Introduction

It's been a long time since Deep Learning has firmly established its position in the field of opportunity learning. This time, I would like to introduce a brief summary and some demos of Deep Metric Learning, which is being applied in various fields due to its high performance and versatility. Since handwritten character recognition and handwritten character recognition alone are not interesting, we also perform anomaly detection.

Deep Metric Learning

Metric Learning is a method called "distance learning", which is a method of learning the conversion (mapping) of input data from the feature space to the feature space that reflects the similarity of the data.

In a nutshell

--Data belonging to the same class are close --Data belonging to different classes is far away

You will learn how to convert to a feature space.

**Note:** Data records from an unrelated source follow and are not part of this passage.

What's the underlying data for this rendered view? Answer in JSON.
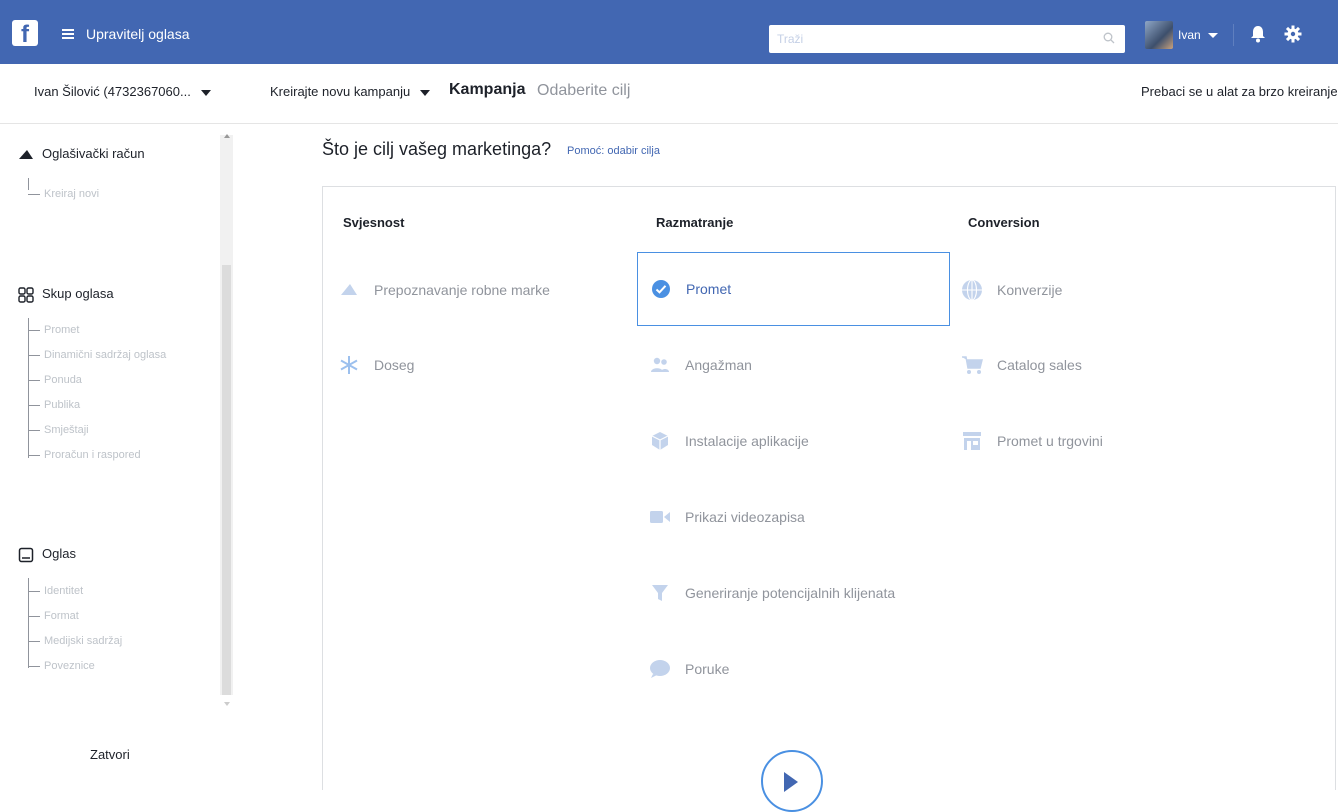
{
  "topbar": {
    "app_title": "Upravitelj oglasa",
    "search_placeholder": "Traži",
    "user_name": "Ivan",
    "accent": "#4267b2"
  },
  "subheader": {
    "account": "Ivan Šilović (4732367060...",
    "create_campaign": "Kreirajte novu kampanju",
    "crumb_bold": "Kampanja",
    "crumb_light": "Odaberite cilj",
    "switch_tool": "Prebaci se u alat za brzo kreiranje"
  },
  "sidebar": {
    "account_section": {
      "label": "Oglašivački račun",
      "icon": "megaphone-icon",
      "items": [
        "Kreiraj novi"
      ]
    },
    "adset_section": {
      "label": "Skup oglasa",
      "icon": "grid-icon",
      "items": [
        "Promet",
        "Dinamični sadržaj oglasa",
        "Ponuda",
        "Publika",
        "Smještaji",
        "Proračun i raspored"
      ]
    },
    "ad_section": {
      "label": "Oglas",
      "icon": "ad-icon",
      "items": [
        "Identitet",
        "Format",
        "Medijski sadržaj",
        "Poveznice"
      ]
    },
    "close_label": "Zatvori"
  },
  "main": {
    "title": "Što je cilj vašeg marketinga?",
    "help_link": "Pomoć: odabir cilja",
    "columns": [
      {
        "heading": "Svjesnost",
        "objectives": [
          {
            "label": "Prepoznavanje robne marke",
            "icon": "megaphone-icon"
          },
          {
            "label": "Doseg",
            "icon": "snowflake-icon"
          }
        ]
      },
      {
        "heading": "Razmatranje",
        "objectives": [
          {
            "label": "Promet",
            "icon": "check-circle-icon",
            "selected": true
          },
          {
            "label": "Angažman",
            "icon": "people-icon"
          },
          {
            "label": "Instalacije aplikacije",
            "icon": "cube-icon"
          },
          {
            "label": "Prikazi videozapisa",
            "icon": "video-icon"
          },
          {
            "label": "Generiranje potencijalnih klijenata",
            "icon": "funnel-icon"
          },
          {
            "label": "Poruke",
            "icon": "chat-icon"
          }
        ]
      },
      {
        "heading": "Conversion",
        "objectives": [
          {
            "label": "Konverzije",
            "icon": "globe-icon"
          },
          {
            "label": "Catalog sales",
            "icon": "cart-icon"
          },
          {
            "label": "Promet u trgovini",
            "icon": "store-icon"
          }
        ]
      }
    ]
  }
}
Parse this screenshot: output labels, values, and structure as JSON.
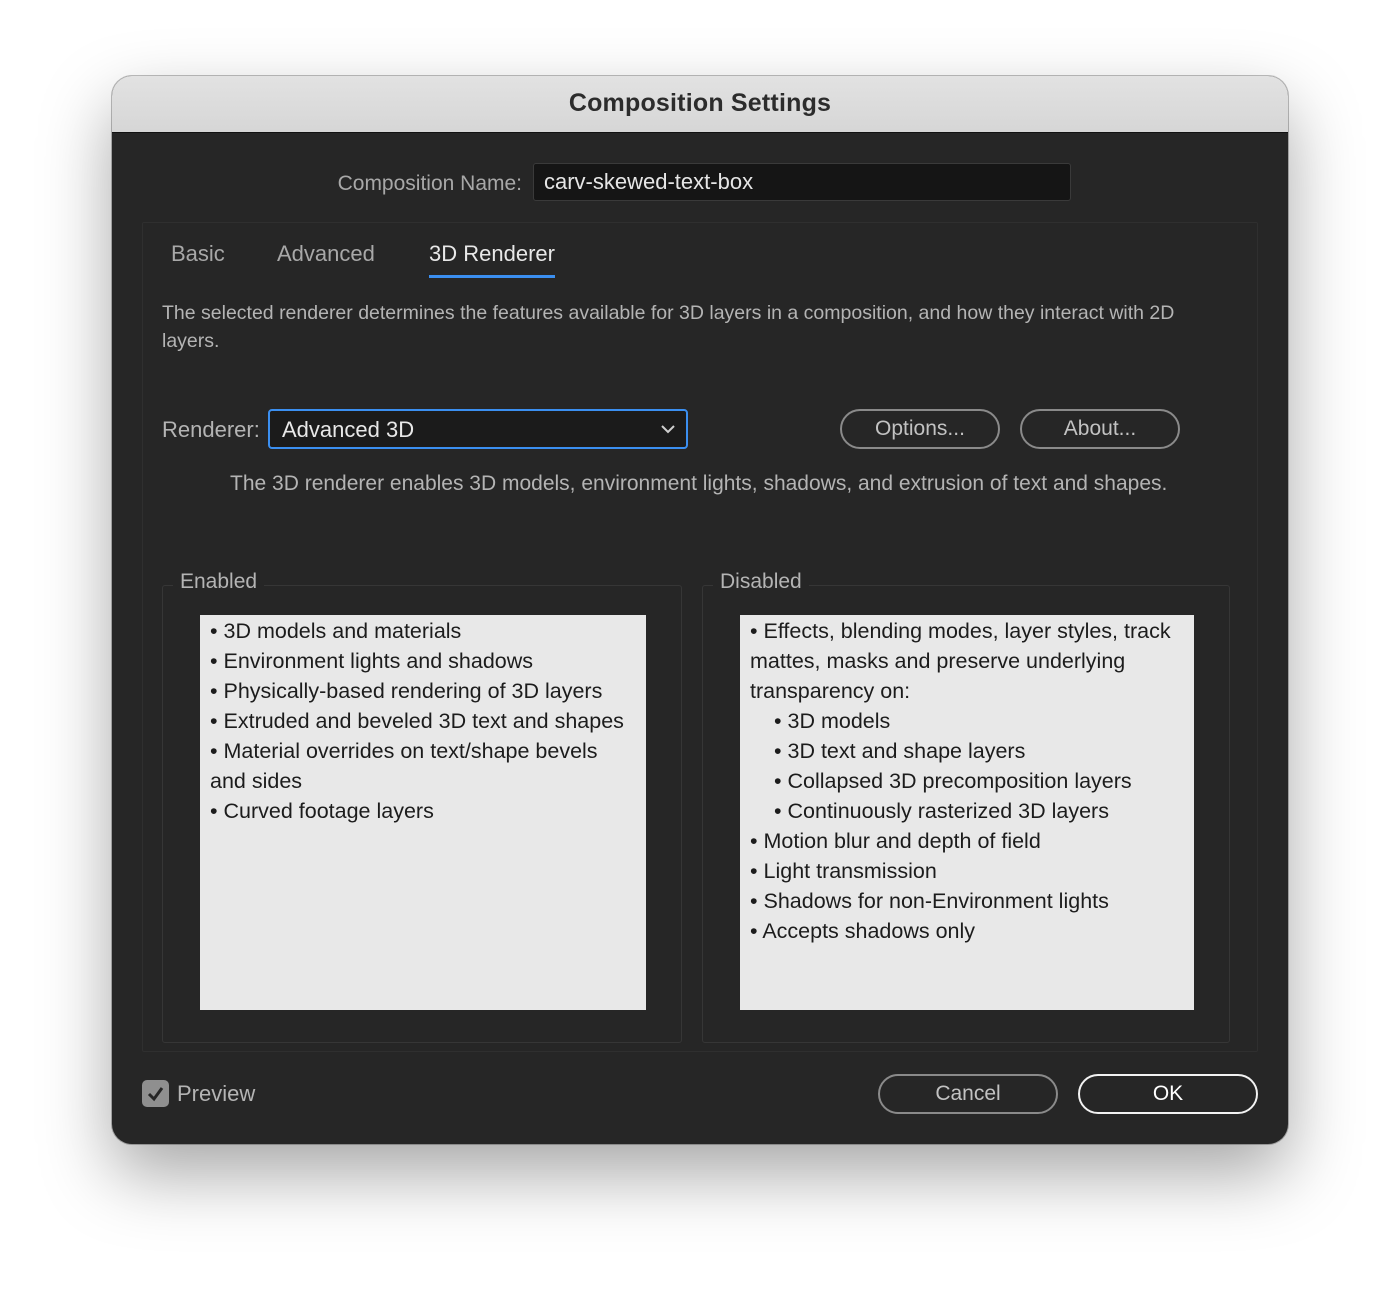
{
  "dialog": {
    "title": "Composition Settings"
  },
  "composition": {
    "name_label": "Composition Name:",
    "name_value": "carv-skewed-text-box"
  },
  "tabs": [
    {
      "label": "Basic",
      "active": false
    },
    {
      "label": "Advanced",
      "active": false
    },
    {
      "label": "3D Renderer",
      "active": true
    }
  ],
  "renderer_tab": {
    "description": "The selected renderer determines the features available for 3D layers in a composition, and how they interact with 2D layers.",
    "renderer_label": "Renderer:",
    "renderer_value": "Advanced 3D",
    "options_button": "Options...",
    "about_button": "About...",
    "renderer_info": "The 3D renderer enables 3D models, environment lights, shadows, and extrusion of text and shapes.",
    "enabled": {
      "label": "Enabled",
      "items": [
        {
          "text": "• 3D models and materials",
          "level": 0
        },
        {
          "text": "• Environment lights and shadows",
          "level": 0
        },
        {
          "text": "• Physically-based rendering of 3D layers",
          "level": 0
        },
        {
          "text": "• Extruded and beveled 3D text and shapes",
          "level": 0
        },
        {
          "text": "• Material overrides on text/shape bevels and sides",
          "level": 0
        },
        {
          "text": "• Curved footage layers",
          "level": 0
        }
      ]
    },
    "disabled": {
      "label": "Disabled",
      "items": [
        {
          "text": "• Effects, blending modes, layer styles, track mattes, masks and preserve underlying transparency on:",
          "level": 0
        },
        {
          "text": "• 3D models",
          "level": 1
        },
        {
          "text": "• 3D text and shape layers",
          "level": 1
        },
        {
          "text": "• Collapsed 3D precomposition layers",
          "level": 1
        },
        {
          "text": "• Continuously rasterized 3D layers",
          "level": 1
        },
        {
          "text": "• Motion blur and depth of field",
          "level": 0
        },
        {
          "text": "• Light transmission",
          "level": 0
        },
        {
          "text": "• Shadows for non-Environment lights",
          "level": 0
        },
        {
          "text": "• Accepts shadows only",
          "level": 0
        }
      ]
    }
  },
  "footer": {
    "preview_label": "Preview",
    "preview_checked": true,
    "cancel_button": "Cancel",
    "ok_button": "OK"
  },
  "colors": {
    "accent": "#3b8ff0",
    "window_bg": "#262626",
    "titlebar_bg": "#d6d6d6",
    "listbox_bg": "#e8e8e8"
  },
  "icons": {
    "dropdown": "chevron-down-icon",
    "checkbox": "checkmark-icon"
  }
}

In class classification, even in cases where the distance is too close and it is difficult to classify, the identification accuracy can be improved by learning the feature space so that the same class is close and the different classes are far away. I can do it.

Metric Learning itself is an old method, but Deep Metric Learning is a method of designing this transformation non-linearly by a Deep Neural Network. Deep Metric Learning is highly versatile because it is a method of learning the "distance" between data, and due to its high performance, it has a wide range of application fields as follows.

Information retrieval --Image classification --Face recognition (biometric recognition) --Clustering
Visualization --Anomaly detection

This is a method that frequently appears in the competition "Kaggle" where data scientists from all over the world compete for their performance, and this time we will perform image classification and anomaly detection.

Demo 1. Handwriting recognition

We will do the familiar MNIST handwriting recognition with Deep Metric Learning. Data: 0-9 handwritten text image of 28 x 28 pixels Learning data: 50,000 sheets Test data: 10,000 sheets

Several methods have been proposed as Deep Metric Learning methods, This time, we will use L2-constrained Softmax Loss because of the speed of learning, high performance, and the simplicity of the model itself.

L2-constrained Softmax Loss L2-constrained Softmax Loss is a method of constraining the L2 norm of the output of the final layer of the Deep Neural Network to be a constant $ \ alpha $, which is a hypersphere with a radius of $ \ alpha $ for the input data. It is synonymous with embedding above.

The formula for L2-constrained Softmax Loss is:

\text{minimize } -\frac{1}{M} \sum_{i=1}^{M} \log \frac{e^{W_{y_{i}}^{T} f\left(\mathbf{x}_{i}\right)+b_{y_{i}}}}{\sum_{j=1}^{C} e^{W_{j}^{T} f\left(\mathbf{x}_{i}\right)+b_{j}}}\\
\text { subject to } \quad\left\|f\left(\mathbf{x}_{i}\right)\right\|_{2}=\alpha, \forall i=1,2, \dots M\\

By putting a constraint to embed data in the hypersphere, it is possible to learn so that the cosine similarity between data of the same class is large and the cosine similarity with different classes is small.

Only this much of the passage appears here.